Do not follow a crowd
The law against the crowd
Tucked into Israel's civil law is a line that cuts against one of the strongest forces in human nature: you shall not follow a crowd to do evil. Even in court, it warns, do not side with the majority just because it is the majority, if the majority is wrong. The number of people doing a thing has never made it right.
The crowd has a gravity. It is easier to go along, to assume that if everyone is moving this way the way must be acceptable, to let the majority be your conscience. But God explicitly forbids outsourcing your judgment to the multitude. A leader is regularly the one person who must say no when everyone else is saying yes — not for the sake of contrarianism, but because numbers do not determine truth. Sometimes courage looks like simply refusing to be carried by the crowd.
“As for me and my house, we will serve the LORD.”
— Joshua, to Israel — Joshua 24:15 (WEB)
The majority is not the measure of right. Courage often means refusing to be carried by the crowd and saying no when everyone else says yes.
“You shall not follow a crowd to do evil; neither shall you testify in court to side with a multitude to pervert justice.”
The law forbids outsourcing conscience to the multitude. A leader formed here keeps his judgment his own, resisting the gravity of the crowd. The inner work is the independence to disagree with the many when the many are wrong.
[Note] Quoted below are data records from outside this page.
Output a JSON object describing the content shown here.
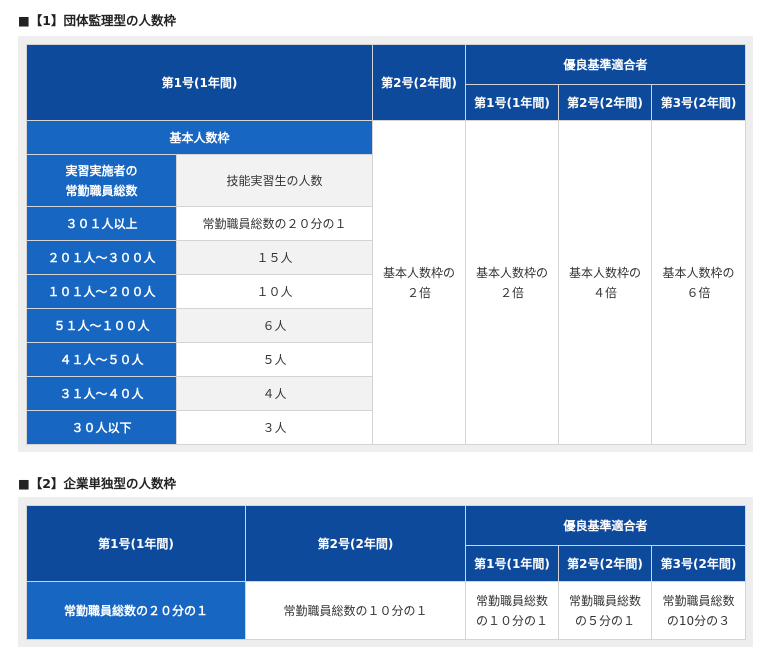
{
  "section1": {
    "title": "■【1】団体監理型の人数枠",
    "headers": {
      "first_year": "第1号(1年間)",
      "second_year": "第2号(2年間)",
      "excellent": "優良基準適合者",
      "ex_first": "第1号(1年間)",
      "ex_second": "第2号(2年間)",
      "ex_third": "第3号(2年間)"
    },
    "basic_quota_label": "基本人数枠",
    "col_left_header": "実習実施者の\n常勤職員総数",
    "col_right_header": "技能実習生の人数",
    "rows": [
      {
        "staff": "３０１人以上",
        "trainees": "常勤職員総数の２０分の１"
      },
      {
        "staff": "２０１人～３００人",
        "trainees": "１５人"
      },
      {
        "staff": "１０１人～２００人",
        "trainees": "１０人"
      },
      {
        "staff": "５１人～１００人",
        "trainees": "６人"
      },
      {
        "staff": "４１人～５０人",
        "trainees": "５人"
      },
      {
        "staff": "３１人～４０人",
        "trainees": "４人"
      },
      {
        "staff": "３０人以下",
        "trainees": "３人"
      }
    ],
    "second_year_value": "基本人数枠の\n２倍",
    "ex_first_value": "基本人数枠の\n２倍",
    "ex_second_value": "基本人数枠の\n４倍",
    "ex_third_value": "基本人数枠の\n６倍"
  },
  "section2": {
    "title": "■【2】企業単独型の人数枠",
    "headers": {
      "first_year": "第1号(1年間)",
      "second_year": "第2号(2年間)",
      "excellent": "優良基準適合者",
      "ex_first": "第1号(1年間)",
      "ex_second": "第2号(2年間)",
      "ex_third": "第3号(2年間)"
    },
    "first_year_value": "常勤職員総数の２０分の１",
    "second_year_value": "常勤職員総数の１０分の１",
    "ex_first_value": "常勤職員総数\nの１０分の１",
    "ex_second_value": "常勤職員総数\nの５分の１",
    "ex_third_value": "常勤職員総数\nの10分の３"
  }
}
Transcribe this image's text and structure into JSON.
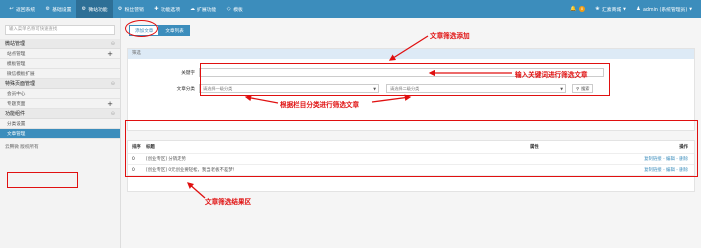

Test decisions against what is right, not against how many favor them. Protect your team from confusing consensus with truth. Be willing to be the lone no in a room full of yeses when the crowd is moving toward wrong.
Leaders let the momentum of a crowd stand in for moral judgment, assuming that what everyone is doing must be acceptable. The blind spot is mistaking numbers for rightness.
Spot one place you are going along with a crowd against your better judgment. This week, decline to be carried, and decide on the merits.
The crowd has a gravity, and it is easy to let the majority become your conscience. But numbers have never determined truth — and a leader is often the one who must say no when everyone else says yes.
Where are you being carried along by a crowd toward something you would not choose if you were standing alone?